TP: The LNP is committed to tackling diabetes, will work with the community to achieve this, and will look at any strategy that works to reduce diabetes. When I opened the EXPOsing Diabetes - Type 2 event in October I noted that there are 3294 people living in Gympie with diabetes and about 2900 of those have Type 2. Tackling it requires not only identifying and managing the chronic condition but also getting patients to take respon-

sibility for their own health and health behaviours.

DR: Yes.

70% of apprentices drop out before completing their apprenticeships.
70% of apprentices drop out before completing their apprenticeships. Chris Ison ROK190713cadnought3

Q. 70 per cent of Gympie region apprentices drop out before they complete their apprenticeship - what would you do to address this issue?

A. CD: One Nation wants an apprenticeship scheme where the government subsidises wages 75 per cent of the first year, 50 per cent of the second and 25 per cent of the third. The move made by the previous Labor government and completed by the Newman LNP Government to restructure Trade Education is not working. Businesses have told me that they want their apprentices to attend Tafe, where they can network with other trade apprentices. One of the reasons so many Gympie apprentices drop out is because we do not have a local Tafe, which requires them to travel to the Sunshine Coast or Brisbane. I am on record saying that we need to reinstate a trade education centre here in Gympie, utilising the current vacant Tafe buildings.

TM: Under the Newman- Nicholls Government we saw 30,000 fewer people take up apprenticeships. We think this has to be fixed, which is why we're helping people get into training through our Skilling Queenslanders for Work program. We're also setting mandatory minimum percentages of apprentices on some government projects. I would work with the Minister for Training and Employment to seek strategies which could provide support to encourage completion of apprenticeships.

TP: Targeted support for small business and workers to secure jobs with specific plans such as the LNP's Tools for Tradies program which will provide a $500 voucher for apprentices to get the tools they need to get working, Queensland Apprenticeship Boost providing a $5000 incentive to take on apprentices, Job Start Incentive of $4000 grants for recruiting and start-up costs to employ 15-24-year-olds, and discounts on WorkCover premiums for small businesses after 12 months of continuous employment of an apprentice or the young unemployed.

DR: Increase the minimum wage on performance as an incentive for apprentices to complete their trade.

A high number of Gympie students leave school before graduating.
A high number of Gympie students leave school before graduating. Michael Nolan

Q. What would you do to address the higher number of teenagers in Gympie region who leave school before graduating?

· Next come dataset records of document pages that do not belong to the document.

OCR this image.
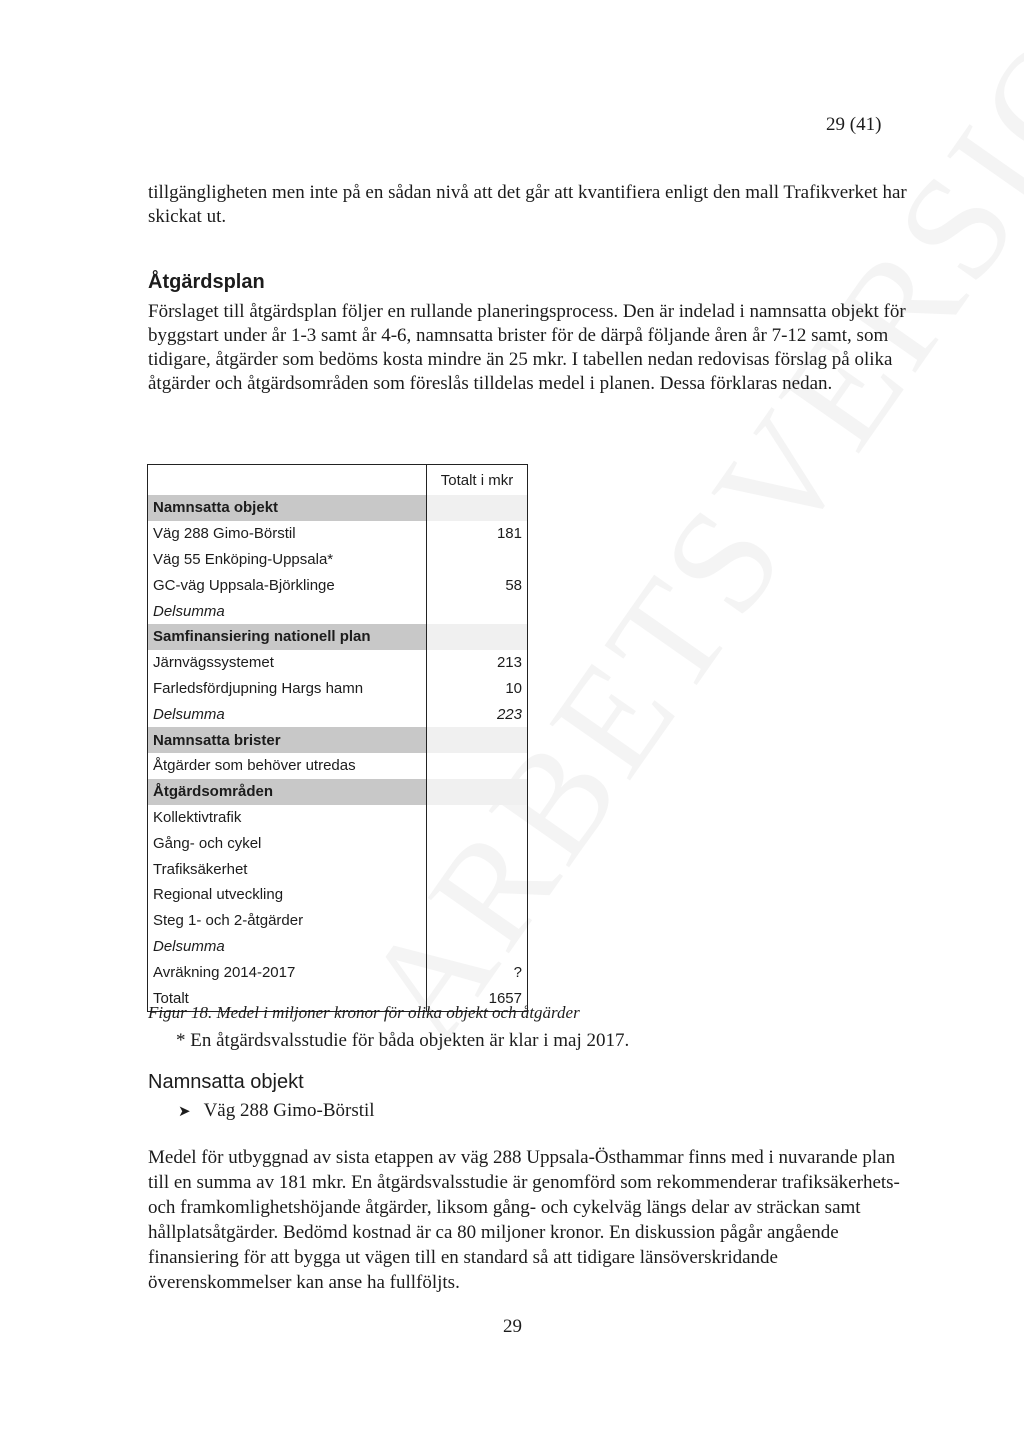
29 (41)
tillgängligheten men inte på en sådan nivå att det går att kvantifiera enligt den mall Trafikverket har skickat ut.
Åtgärdsplan
Förslaget till åtgärdsplan följer en rullande planeringsprocess. Den är indelad i namnsatta objekt för byggstart under år 1-3 samt år 4-6, namnsatta brister för de därpå följande åren år 7-12 samt, som tidigare, åtgärder som bedöms kosta mindre än 25 mkr. I tabellen nedan redovisas förslag på olika åtgärder och åtgärdsområden som föreslås tilldelas medel i planen. Dessa förklaras nedan.
	Totalt i mkr
Namnsatta objekt	
Väg 288 Gimo-Börstil	181
Väg 55 Enköping-Uppsala*	
GC-väg Uppsala-Björklinge	58
Delsumma	
Samfinansiering nationell plan	
Järnvägssystemet	213
Farledsfördjupning Hargs hamn	10
Delsumma	223
Namnsatta brister	
Åtgärder som behöver utredas	
Åtgärdsområden	
Kollektivtrafik	
Gång- och cykel	
Trafiksäkerhet	
Regional utveckling	
Steg 1- och 2-åtgärder	
Delsumma	
Avräkning 2014-2017	?
Totalt	1657
Figur 18. Medel i miljoner kronor för olika objekt och åtgärder
* En åtgärdsvalsstudie för båda objekten är klar i maj 2017.
Namnsatta objekt
➤ Väg 288 Gimo-Börstil
Medel för utbyggnad av sista etappen av väg 288 Uppsala-Östhammar finns med i nuvarande plan till en summa av 181 mkr. En åtgärdsvalsstudie är genomförd som rekommenderar trafiksäkerhets- och framkomlighetshöjande åtgärder, liksom gång- och cykelväg längs delar av sträckan samt hållplatsåtgärder. Bedömd kostnad är ca 80 miljoner kronor. En diskussion pågår angående finansiering för att bygga ut vägen till en standard så att tidigare länsöverskridande överenskommelser kan anse ha fullföljts.
29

A. CD: Young adults need engaging; having purposeful activities for them to participate in is important. Employment prospects for our young adults needs to improve, along with different education styles. Not everyone wants or is suited to attending university which now seems to be the focus of the high school curriculum. Reintroduction of a Tafe level of education would offer alternatives to the high school system for those not academically inclined or suited.

TM: Labor has always been the party of education and we want to do all we can to keep young people studying. That means investing in education and delivering more teachers to support students. We want to foster connections between high schools and local businesses and industries, to encourage youth who aren't as academic to further their studies or move directly into the workplace.

TP: By supporting more pathways from school to employment. Support vocational and tertiary education opportunities, including Tafe, Registered Training Organisations and school-based traineeships, as well as on-the-job training and organisations such as the Flexible Learning Centre. Freeing up business to employ and continue to employ young workers.

DR: Offer industry- specific training programs.